Grid Computing and its Advantages

Grid computing has been around for a few years now and its advantages are many. Grid computing can be defined in many ways but for these discussions let’s simply call it a way to execute compute jobs (e.g. perl scripts, database queries, etc.) across a distributed set of resources instead of one central resource. In the past most computing was done in silos or large SMP like boxes. Even today you’ll still see companies perform calculations on large SMP boxes (e.g. E10K’s, HP Superdomes). But this model can be quite expensive and doesn’t scale well.

Along comes grid computing and now we have the ability to distribute jobs to many smaller server components using load sharing software that distributes the load evenly based on resources and policies. Now instead of having one heavily burdened server the load is spread evenly across many smaller computer which can be spread around various locations.

Some advantages are quite obvious.

1) No need to buy large SMP servers for applications that can be split up and farmed out to smaller servers (which cost far less than SMP servers). Results can then be concatenated and analyzed upon job(s) completion.
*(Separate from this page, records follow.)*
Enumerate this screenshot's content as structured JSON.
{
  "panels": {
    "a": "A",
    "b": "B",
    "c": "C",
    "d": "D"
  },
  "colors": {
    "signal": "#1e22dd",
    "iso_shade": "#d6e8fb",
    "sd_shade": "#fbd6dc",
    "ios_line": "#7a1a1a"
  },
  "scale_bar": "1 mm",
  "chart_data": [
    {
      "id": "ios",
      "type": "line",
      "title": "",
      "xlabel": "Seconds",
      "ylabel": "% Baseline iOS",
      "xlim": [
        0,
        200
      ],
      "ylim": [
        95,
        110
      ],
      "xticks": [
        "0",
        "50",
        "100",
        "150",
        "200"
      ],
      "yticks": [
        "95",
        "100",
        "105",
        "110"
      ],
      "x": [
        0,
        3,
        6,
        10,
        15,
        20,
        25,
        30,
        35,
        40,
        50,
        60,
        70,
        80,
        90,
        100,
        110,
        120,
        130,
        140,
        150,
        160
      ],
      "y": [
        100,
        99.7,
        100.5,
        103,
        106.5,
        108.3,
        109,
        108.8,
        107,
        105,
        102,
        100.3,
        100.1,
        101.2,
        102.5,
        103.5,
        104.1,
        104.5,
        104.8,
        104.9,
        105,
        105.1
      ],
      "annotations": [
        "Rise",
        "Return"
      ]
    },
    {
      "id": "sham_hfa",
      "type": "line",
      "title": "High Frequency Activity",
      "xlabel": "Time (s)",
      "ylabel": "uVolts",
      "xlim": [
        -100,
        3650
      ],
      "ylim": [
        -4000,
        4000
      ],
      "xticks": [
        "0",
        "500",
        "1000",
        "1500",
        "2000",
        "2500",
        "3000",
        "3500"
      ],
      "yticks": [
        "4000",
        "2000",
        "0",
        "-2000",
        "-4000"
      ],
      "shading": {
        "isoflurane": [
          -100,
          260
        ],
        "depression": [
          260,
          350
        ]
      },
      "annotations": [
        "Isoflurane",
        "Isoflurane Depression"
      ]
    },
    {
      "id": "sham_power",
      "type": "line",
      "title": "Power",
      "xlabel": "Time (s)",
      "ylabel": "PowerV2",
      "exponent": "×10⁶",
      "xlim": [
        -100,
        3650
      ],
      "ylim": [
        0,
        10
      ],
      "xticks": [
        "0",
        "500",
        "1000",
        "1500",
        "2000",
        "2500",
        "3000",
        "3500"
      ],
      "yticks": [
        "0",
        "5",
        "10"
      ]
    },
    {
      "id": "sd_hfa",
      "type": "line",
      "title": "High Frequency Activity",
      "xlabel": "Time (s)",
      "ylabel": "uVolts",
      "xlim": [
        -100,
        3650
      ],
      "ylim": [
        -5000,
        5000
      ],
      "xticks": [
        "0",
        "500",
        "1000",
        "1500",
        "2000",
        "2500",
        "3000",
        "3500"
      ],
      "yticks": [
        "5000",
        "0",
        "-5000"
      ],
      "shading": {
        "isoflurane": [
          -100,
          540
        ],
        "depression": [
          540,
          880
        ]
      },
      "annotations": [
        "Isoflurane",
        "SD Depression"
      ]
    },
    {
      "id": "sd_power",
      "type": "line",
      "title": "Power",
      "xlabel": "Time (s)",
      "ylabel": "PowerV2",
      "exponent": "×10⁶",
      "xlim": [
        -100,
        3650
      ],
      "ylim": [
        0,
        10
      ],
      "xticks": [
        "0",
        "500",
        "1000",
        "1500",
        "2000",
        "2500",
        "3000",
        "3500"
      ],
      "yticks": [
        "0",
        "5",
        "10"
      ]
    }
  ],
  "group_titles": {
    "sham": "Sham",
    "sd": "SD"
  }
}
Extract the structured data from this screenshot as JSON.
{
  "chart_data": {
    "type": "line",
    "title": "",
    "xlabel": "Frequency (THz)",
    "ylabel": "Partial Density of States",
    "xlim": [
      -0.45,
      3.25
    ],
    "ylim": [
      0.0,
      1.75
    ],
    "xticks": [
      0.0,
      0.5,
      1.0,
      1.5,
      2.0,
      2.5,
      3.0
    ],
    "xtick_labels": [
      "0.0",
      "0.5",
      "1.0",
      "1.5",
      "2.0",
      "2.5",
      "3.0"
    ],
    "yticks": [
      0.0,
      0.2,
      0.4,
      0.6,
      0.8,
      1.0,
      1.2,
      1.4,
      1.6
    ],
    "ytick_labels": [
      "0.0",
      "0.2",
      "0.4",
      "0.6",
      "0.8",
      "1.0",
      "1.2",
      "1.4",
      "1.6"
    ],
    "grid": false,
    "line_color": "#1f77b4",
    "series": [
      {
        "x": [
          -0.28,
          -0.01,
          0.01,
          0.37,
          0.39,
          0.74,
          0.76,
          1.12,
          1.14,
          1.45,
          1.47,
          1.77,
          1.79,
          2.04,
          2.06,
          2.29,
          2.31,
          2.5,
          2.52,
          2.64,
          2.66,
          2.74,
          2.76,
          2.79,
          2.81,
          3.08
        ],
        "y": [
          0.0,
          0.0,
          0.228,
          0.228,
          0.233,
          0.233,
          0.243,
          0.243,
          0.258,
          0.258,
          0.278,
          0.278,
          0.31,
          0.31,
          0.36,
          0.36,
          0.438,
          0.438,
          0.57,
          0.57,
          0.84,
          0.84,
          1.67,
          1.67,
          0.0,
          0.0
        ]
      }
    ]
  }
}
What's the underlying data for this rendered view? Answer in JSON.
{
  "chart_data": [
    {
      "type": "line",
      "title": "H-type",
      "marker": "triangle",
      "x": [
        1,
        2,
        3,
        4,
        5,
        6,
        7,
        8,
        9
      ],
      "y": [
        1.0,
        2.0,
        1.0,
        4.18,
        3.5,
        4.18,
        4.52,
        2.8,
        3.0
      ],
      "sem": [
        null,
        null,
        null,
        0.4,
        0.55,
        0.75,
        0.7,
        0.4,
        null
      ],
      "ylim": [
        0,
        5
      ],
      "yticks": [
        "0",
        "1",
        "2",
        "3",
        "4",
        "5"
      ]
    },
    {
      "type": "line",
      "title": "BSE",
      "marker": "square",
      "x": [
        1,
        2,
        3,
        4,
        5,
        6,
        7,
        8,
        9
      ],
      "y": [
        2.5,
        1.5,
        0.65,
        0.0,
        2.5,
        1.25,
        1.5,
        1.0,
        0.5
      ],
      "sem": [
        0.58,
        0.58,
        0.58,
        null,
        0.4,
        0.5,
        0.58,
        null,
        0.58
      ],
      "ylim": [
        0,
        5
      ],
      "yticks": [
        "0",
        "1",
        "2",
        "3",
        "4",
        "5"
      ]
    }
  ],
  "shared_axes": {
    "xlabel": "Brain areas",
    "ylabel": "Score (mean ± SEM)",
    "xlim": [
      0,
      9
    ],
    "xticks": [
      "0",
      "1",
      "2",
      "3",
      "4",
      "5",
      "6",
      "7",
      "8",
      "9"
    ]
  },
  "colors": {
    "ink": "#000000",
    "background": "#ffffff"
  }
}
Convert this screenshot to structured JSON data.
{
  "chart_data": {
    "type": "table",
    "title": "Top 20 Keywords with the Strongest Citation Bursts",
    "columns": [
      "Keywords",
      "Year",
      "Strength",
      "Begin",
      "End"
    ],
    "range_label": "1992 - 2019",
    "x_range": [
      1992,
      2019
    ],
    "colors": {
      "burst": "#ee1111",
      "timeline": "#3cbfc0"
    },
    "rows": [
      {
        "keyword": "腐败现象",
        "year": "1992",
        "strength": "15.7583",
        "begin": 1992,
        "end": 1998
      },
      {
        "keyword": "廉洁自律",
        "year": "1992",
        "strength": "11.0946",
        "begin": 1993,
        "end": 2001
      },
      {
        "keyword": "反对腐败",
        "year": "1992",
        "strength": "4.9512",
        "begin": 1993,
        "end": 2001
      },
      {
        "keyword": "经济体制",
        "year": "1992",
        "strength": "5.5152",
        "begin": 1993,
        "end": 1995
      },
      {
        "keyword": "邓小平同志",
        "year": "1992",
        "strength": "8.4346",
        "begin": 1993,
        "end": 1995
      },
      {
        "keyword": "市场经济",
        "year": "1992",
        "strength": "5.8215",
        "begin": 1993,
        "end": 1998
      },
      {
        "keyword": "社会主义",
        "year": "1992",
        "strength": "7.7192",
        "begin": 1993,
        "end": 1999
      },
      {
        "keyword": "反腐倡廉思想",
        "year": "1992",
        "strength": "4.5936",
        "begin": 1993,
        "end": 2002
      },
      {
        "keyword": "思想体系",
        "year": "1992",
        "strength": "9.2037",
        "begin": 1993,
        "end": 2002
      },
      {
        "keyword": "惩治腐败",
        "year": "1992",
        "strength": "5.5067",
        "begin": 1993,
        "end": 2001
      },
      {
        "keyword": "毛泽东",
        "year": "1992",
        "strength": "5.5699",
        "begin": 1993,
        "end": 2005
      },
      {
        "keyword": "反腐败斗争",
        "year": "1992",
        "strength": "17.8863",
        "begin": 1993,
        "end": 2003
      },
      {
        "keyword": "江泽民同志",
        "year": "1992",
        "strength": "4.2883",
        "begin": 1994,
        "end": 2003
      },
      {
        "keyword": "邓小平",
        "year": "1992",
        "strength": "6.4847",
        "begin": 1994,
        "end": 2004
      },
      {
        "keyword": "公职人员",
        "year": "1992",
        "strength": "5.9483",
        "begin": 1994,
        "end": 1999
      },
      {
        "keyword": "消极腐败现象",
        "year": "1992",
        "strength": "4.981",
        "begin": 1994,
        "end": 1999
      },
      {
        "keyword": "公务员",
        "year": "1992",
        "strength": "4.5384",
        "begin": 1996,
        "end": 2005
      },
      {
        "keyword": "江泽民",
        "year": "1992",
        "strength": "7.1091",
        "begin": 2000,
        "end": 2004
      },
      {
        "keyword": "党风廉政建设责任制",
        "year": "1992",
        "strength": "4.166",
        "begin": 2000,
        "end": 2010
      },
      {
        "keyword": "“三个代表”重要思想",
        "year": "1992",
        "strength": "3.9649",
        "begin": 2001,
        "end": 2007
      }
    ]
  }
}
2) Much more efficient use of idle resources. Jobs can be farmed out to idle server or even idle desktops. Many of these resources sit idle especially during off business hours.

3) Grid environments are much more modular and don’t have single points of failure. If one of the servers/desktops within the grid fail there are plenty of other resources able to pick the load. Jobs can automatically restart if a failure occurs.

4) Policies can be managed by the grid software. Some of the most popular grid enabling software include Platform LSF, Sun Grid Engine, Data Synapse, PBS, Condor, UnivaUD, among others. Each do a good job of monitoring resources and managing job submissions based upon internal policy engines.

5) This model scales very well. Need more compute resources just plug them in by installing grid client on additional desktops or servers. They can be removed just as easily on the fly.

6) Upgrading can be done on the fly without scheduling downtime. Since there are so many resources some can be taken offline while leaving enough for work to continue. This way upgrades can be cascaded as to not effect ongoing projects.

7) Jobs can be executed in parallel speeding performance. Using things like MPI will allow message passing to occur among compute resources.

Some disadvatages:

1) For memory hungry applications that can’t take advantage of MPI you may be forced to run on a large SMP

2) You may need to have a fast interconnect between compute resources (gigabit ethernet at a minimum). Infiband for MPI intense applications

3) Some applications may need to be tweaked to take full advantage of the new model.

4) Licensing across many servers may make it prohibitive for some apps. Vendors are starting to be more flexible with environment like this.

Areas that already are taking good advantage of grid computing include bioinformatics, cheminformatics, oil & drilling, and financial applications.

With the advantages listed above you’ll start to see much larger adoption of Grids which should benefit everyone involved. I believe the biggest barrier right now is education.